I'm think there might be a correlation between motivation and attention.  To be focused on the world in front of you, because you're going somewhere therein - as opposed to being lost in thought, drifting through the world not being paid attention to.  At least not in an immediate direct sense.

We speak of an attention deficit, or absent-mindedness, but it's really more a matter of attention redirected.  The mind isn't absent, it's just chronically busy with something else.. and not having my computer doesn't seem to be helping, after all.

Thursday, October 13, 2016

it was a dark and stormy night

I first did LSD in my early twenties.  Not a lot, but a handful of times.  It can be pretty intense, so I didn't like doing more than once every few months or so.  Once, we were able to get mushrooms instead, but that was the extent of my psilocybin experience back then.

For a variety of reasons, the LSD use tapered off after a few years, and I didn't do much else for maybe ten years or so.  It wasn't until I moved to Chicago that I discovered how much can be found online, these days.  From seeds and spores that circumvent the law, to the array of security and privacy software you need to learn how to use, to wade into the dark web.  I experimented a bit.

Even tried a new and largely untested one, 25i-NBOMe - that seems a bit reckless, in retrospect.  These chemicals go straight into the wiring of our minds.  I think it's probably a good idea to have at least some evidence that they don't do any lasting harm, before using ourselves as guinea pigs.  I prefer those that have been widely used for decades, or even millennia.

I seem to be drawn towards playing with the dials, distorting perception and cognition every which way, just to see what happens.  I wouldn't even say I enjoy it, usually.  I've had a few good trips, but most of them were just really interesting.  Crazy, fascinatingly mind-blowing.  Although, sometimes it's a bit like wandering out into the woods on a pitch black night, to jump into a cold lake.  Just to see what happens.  That is, probably not fun, per se.  Sometimes it takes a week or two for me to feel mentally prepared.

Once I feel ready for the impending shock, I dive into these experiences with a sense of curiosity, really not knowing what to expect, or how to plan for it, but having the idea that some degree of planning can be important.  That it can make all the difference between a trip being enjoyable or not.  Beneficial or not.  Each time, as the effects entangle me, I'm looking to figure out what's going on, exactly, and how best to utilize it.  To understand the world, myself, my mind, my life.

This might be why my impulse is to immediately jot down all my experiences, but I've realized doing that has a strong influence on how the trip goes.  That is, writing steers the trip in a particular direction, changing the experience.  As does just about everything we do.  The trick seems to be in learning, in what ways, exactly.  A common impulse for someone feeling overwhelmed by a psychedelic is to curl up as comfortably as possible, in the dark.  Maybe even alone.
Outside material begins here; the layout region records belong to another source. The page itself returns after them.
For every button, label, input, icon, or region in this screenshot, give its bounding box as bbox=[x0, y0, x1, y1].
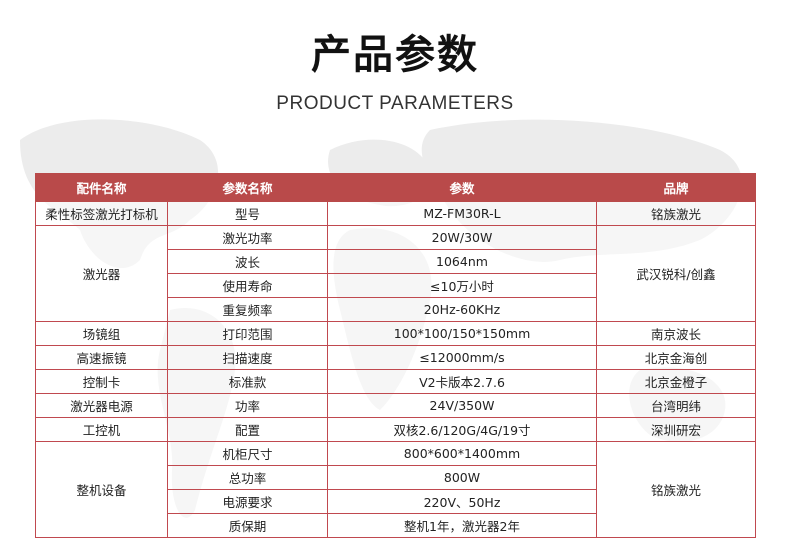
param-name-cell: 扫描速度 bbox=[167, 345, 328, 370]
table-row: 使用寿命 ≤10万小时 bbox=[36, 273, 756, 298]
param-name-cell: 电源要求 bbox=[167, 489, 328, 514]
param-name-cell: 标准款 bbox=[167, 369, 328, 394]
table-row: 电源要求 220V、50Hz bbox=[36, 489, 756, 514]
page-title: 产品参数 bbox=[311, 32, 479, 78]
brand-cell: 南京波长 bbox=[596, 321, 756, 346]
page-subtitle: PRODUCT PARAMETERS bbox=[276, 93, 514, 114]
part-name-cell: 高速振镜 bbox=[35, 345, 168, 370]
param-value-cell: V2卡版本2.7.6 bbox=[327, 369, 597, 394]
table-row: 场镜组 打印范围 100*100/150*150mm 南京波长 bbox=[35, 321, 756, 346]
param-value-cell: 800*600*1400mm bbox=[327, 441, 597, 466]
brand-cell: 武汉锐科/创鑫 bbox=[596, 225, 756, 322]
table-row: 重复频率 20Hz-60KHz bbox=[36, 297, 756, 322]
table-row: 整机设备 机柜尺寸 800*600*1400mm 铭族激光 bbox=[35, 441, 756, 538]
column-header: 参数名称 bbox=[167, 173, 328, 202]
table-row: 总功率 800W bbox=[36, 465, 756, 490]
param-value-cell: 20Hz-60KHz bbox=[327, 297, 597, 322]
column-header: 参数 bbox=[327, 173, 597, 202]
brand-cell: 北京金海创 bbox=[596, 345, 756, 370]
table-row: 激光器电源 功率 24V/350W 台湾明纬 bbox=[35, 393, 756, 418]
table-row: 工控机 配置 双核2.6/120G/4G/19寸 深圳研宏 bbox=[35, 417, 756, 442]
table-row: 质保期 整机1年，激光器2年 bbox=[36, 513, 756, 538]
table-row: 柔性标签激光打标机 型号 MZ-FM30R-L 铭族激光 bbox=[35, 201, 756, 226]
part-name-cell: 整机设备 bbox=[35, 441, 168, 538]
header-row: 配件名称 参数名称 参数 品牌 bbox=[35, 173, 756, 202]
param-value-cell: 800W bbox=[327, 465, 597, 490]
param-name-cell: 激光功率 bbox=[167, 225, 328, 250]
param-value-cell: ≤10万小时 bbox=[327, 273, 597, 298]
part-name-cell: 柔性标签激光打标机 bbox=[35, 201, 168, 226]
param-value-cell: 1064nm bbox=[327, 249, 597, 274]
param-name-cell: 使用寿命 bbox=[167, 273, 328, 298]
param-value-cell: 100*100/150*150mm bbox=[327, 321, 597, 346]
product-parameters-table: 配件名称 参数名称 参数 品牌 柔性标签激光打标机 型号 MZ-FM30R-L 铭族激光 激光… bbox=[35, 173, 756, 538]
column-header: 配件名称 bbox=[35, 173, 168, 202]
table-row: 激光器 激光功率 20W/30W 武汉锐科/创鑫 bbox=[35, 225, 756, 322]
brand-cell: 北京金橙子 bbox=[596, 369, 756, 394]
param-value-cell: 整机1年，激光器2年 bbox=[327, 513, 597, 538]
param-value-cell: 24V/350W bbox=[327, 393, 597, 418]
part-name-cell: 控制卡 bbox=[35, 369, 168, 394]
param-name-cell: 质保期 bbox=[167, 513, 328, 538]
param-name-cell: 型号 bbox=[167, 201, 328, 226]
brand-cell: 铭族激光 bbox=[596, 441, 756, 538]
param-value-cell: 双核2.6/120G/4G/19寸 bbox=[327, 417, 597, 442]
table-row: 控制卡 标准款 V2卡版本2.7.6 北京金橙子 bbox=[35, 369, 756, 394]
brand-cell: 铭族激光 bbox=[596, 201, 756, 226]
param-name-cell: 重复频率 bbox=[167, 297, 328, 322]
table-row: 波长 1064nm bbox=[36, 249, 756, 274]
param-name-cell: 波长 bbox=[167, 249, 328, 274]
param-value-cell: 220V、50Hz bbox=[327, 489, 597, 514]
brand-cell: 深圳研宏 bbox=[596, 417, 756, 442]
table-body: 柔性标签激光打标机 型号 MZ-FM30R-L 铭族激光 激光器 激光功率 20W/30W 武… bbox=[35, 201, 756, 538]
param-name-cell: 配置 bbox=[167, 417, 328, 442]
param-name-cell: 打印范围 bbox=[167, 321, 328, 346]
part-name-cell: 激光器 bbox=[35, 225, 168, 322]
param-value-cell: MZ-FM30R-L bbox=[327, 201, 597, 226]
part-name-cell: 工控机 bbox=[35, 417, 168, 442]
brand-cell: 台湾明纬 bbox=[596, 393, 756, 418]
param-value-cell: 20W/30W bbox=[327, 225, 597, 250]
part-name-cell: 场镜组 bbox=[35, 321, 168, 346]
param-name-cell: 机柜尺寸 bbox=[167, 441, 328, 466]
param-name-cell: 总功率 bbox=[167, 465, 328, 490]
param-value-cell: ≤12000mm/s bbox=[327, 345, 597, 370]
table-row: 高速振镜 扫描速度 ≤12000mm/s 北京金海创 bbox=[35, 345, 756, 370]
param-name-cell: 功率 bbox=[167, 393, 328, 418]
column-header: 品牌 bbox=[596, 173, 756, 202]
part-name-cell: 激光器电源 bbox=[35, 393, 168, 418]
This will make for a particular sort of experience, and generally speaking, isn't a great idea.

Likewise, writing, dancing, religious ceremony, socializing, meditating, watching the clouds or watching a movie.  A trip can go all sorts of ways, depending on how it's navigated, but being wound up in the middle of it, it can be difficult to remember what's a good idea, what isn't, and why.  It's easy to fall back on innate impulses that can undermine the experience, but I've found it to be a matter of practice.  I've gotten better at it, but there are always unexpected twists and turns.

As I start getting back into this stuff again, it's interesting how the trips vary given the very different place I am, in my life.  It makes for a different experience.  New ropes to learn.  I wouldn't say my last trip was a bad one, but it was pretty rough.  I came out of it feeling I'd made some progress.  Maybe a more recreational experience wouldn't have felt that way.  I don't know.  Guess that's another thing to try figuring out.